Q8. A device has the IP address 169.254.10.5. What does this tell you about its network configuration?

  • A. It is a multicast receiver address
  • B. It is a documentation address used only in examples and RFCs
  • C. The device failed to obtain an IP address from a DHCP server and self-assigned a link-local address from the 169.254.0.0/16 range
  • D. It is a carrier-grade NAT address shared between ISP subscribers
Answer

C — DHCP failure; self-assigned link-local address.

When a device cannot reach a DHCP server, it uses APIPA (Automatic Private IP Addressing) to pick a random address from 169.254.0.0/16. These addresses only work for communication within the same local link — they cannot reach routers, the internet, or other subnets. Seeing 169.254.x.x usually means the device has no network connectivity.


Q9. What is the difference between the 10.0.0.0/8 and 192.168.0.0/16 private ranges in practical terms?

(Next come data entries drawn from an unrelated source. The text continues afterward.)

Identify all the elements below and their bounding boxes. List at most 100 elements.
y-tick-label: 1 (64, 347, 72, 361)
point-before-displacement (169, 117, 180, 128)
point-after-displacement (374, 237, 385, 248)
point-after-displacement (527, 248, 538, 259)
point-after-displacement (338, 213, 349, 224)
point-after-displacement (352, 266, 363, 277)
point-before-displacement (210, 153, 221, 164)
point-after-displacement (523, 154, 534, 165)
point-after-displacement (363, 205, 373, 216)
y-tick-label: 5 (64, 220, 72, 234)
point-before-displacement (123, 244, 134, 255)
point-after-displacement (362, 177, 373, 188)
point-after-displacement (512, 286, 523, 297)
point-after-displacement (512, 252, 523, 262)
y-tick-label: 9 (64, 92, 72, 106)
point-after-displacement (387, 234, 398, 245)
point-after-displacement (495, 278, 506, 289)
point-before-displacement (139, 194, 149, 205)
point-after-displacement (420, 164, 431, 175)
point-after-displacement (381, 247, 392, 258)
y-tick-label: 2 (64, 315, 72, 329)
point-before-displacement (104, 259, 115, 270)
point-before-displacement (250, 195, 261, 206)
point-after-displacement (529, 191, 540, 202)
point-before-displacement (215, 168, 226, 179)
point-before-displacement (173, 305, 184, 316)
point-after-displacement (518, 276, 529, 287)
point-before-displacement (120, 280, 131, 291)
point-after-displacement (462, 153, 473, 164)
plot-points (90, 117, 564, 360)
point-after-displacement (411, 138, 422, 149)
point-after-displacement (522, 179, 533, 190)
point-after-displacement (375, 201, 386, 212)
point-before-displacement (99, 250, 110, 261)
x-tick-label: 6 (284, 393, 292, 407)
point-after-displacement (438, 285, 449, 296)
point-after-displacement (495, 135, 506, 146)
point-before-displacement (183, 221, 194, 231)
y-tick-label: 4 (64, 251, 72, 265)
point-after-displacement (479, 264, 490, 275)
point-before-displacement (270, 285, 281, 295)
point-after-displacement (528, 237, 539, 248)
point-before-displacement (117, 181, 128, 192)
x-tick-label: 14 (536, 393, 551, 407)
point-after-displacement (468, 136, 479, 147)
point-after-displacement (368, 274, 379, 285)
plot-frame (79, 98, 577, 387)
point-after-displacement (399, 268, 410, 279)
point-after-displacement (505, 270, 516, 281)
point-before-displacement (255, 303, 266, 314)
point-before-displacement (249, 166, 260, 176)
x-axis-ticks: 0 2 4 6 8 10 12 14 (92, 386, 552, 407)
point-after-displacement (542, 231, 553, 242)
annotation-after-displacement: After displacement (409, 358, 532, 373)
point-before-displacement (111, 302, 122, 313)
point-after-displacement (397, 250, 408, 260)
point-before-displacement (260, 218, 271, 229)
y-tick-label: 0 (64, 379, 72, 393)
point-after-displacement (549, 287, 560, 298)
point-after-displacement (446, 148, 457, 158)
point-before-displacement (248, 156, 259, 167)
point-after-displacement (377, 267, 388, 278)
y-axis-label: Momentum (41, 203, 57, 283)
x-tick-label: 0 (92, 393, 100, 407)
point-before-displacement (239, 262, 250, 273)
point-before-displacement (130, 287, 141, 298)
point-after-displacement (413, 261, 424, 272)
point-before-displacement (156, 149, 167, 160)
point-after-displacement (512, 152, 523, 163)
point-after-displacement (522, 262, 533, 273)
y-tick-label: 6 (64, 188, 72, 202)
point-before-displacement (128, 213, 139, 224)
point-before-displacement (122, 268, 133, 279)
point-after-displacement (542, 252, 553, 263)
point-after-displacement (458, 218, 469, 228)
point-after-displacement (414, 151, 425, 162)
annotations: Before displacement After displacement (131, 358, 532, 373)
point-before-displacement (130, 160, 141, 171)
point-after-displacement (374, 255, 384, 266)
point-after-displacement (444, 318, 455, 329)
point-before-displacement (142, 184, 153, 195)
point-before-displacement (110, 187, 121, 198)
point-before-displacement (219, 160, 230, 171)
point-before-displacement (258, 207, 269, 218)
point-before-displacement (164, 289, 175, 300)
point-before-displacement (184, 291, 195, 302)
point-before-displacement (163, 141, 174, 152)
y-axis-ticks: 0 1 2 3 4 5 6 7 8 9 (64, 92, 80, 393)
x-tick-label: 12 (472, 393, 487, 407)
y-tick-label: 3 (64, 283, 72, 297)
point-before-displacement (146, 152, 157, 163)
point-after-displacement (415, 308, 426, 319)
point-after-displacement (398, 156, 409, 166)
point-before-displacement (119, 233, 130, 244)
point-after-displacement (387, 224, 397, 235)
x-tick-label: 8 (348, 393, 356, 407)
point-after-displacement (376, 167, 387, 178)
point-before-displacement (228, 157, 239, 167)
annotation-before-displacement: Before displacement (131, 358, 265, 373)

  • A. 10.0.0.0/8 is used only in enterprise networks; 192.168.0.0/16 is only for home networks
  • B. 10.0.0.0/8 provides ~16.7 million addresses (suitable for large corporate or cloud networks); 192.168.0.0/16 provides 65,536 addresses (typical for home/small office)
  • C. They are identical in size — the CIDR notation is just a naming convention
  • D. 10.0.0.0/8 is IPv6; 192.168.0.0/16 is IPv4
Answer

B — Different sizes for different scales.

10.0.0.0/8 covers all addresses from 10.0.0.0 to 10.255.255.255 — over 16 million addresses. Cloud providers (AWS VPCs, GCP VPCs) typically use this range for their internal networks. 192.168.0.0/16 covers 192.168.0.0 to 192.168.255.255 — 65,536 addresses, typical for home routers (192.168.0.x or 192.168.1.x).


Q10. When a Docker container with private IP 172.18.0.3 sends a request to a public server on the internet, what happens at the Docker host's NAT layer?

  • A. The packet is dropped — containers with private IPs cannot reach the internet
  • B. Docker assigns the container a temporary public IP for the duration of the request
  • C. The Docker host's NAT replaces the container's private source IP with the host's public IP, forwards the packet, and translates the response back to 172.18.0.3 when it arrives
  • D. The public server sees 172.18.0.3 as the source and responds directly to the container
Answer

C — Host NAT translates private IP → public IP on egress, reverses on ingress.

Docker uses Linux's iptables NAT rules on the host. When the container at 172.18.0.3 sends a packet outbound, iptables replaces the source IP with the host's public IP and records the mapping. When the response arrives at the host's public IP, iptables reverses the translation and delivers the packet to 172.18.0.3 inside the container. The public server never sees the private address.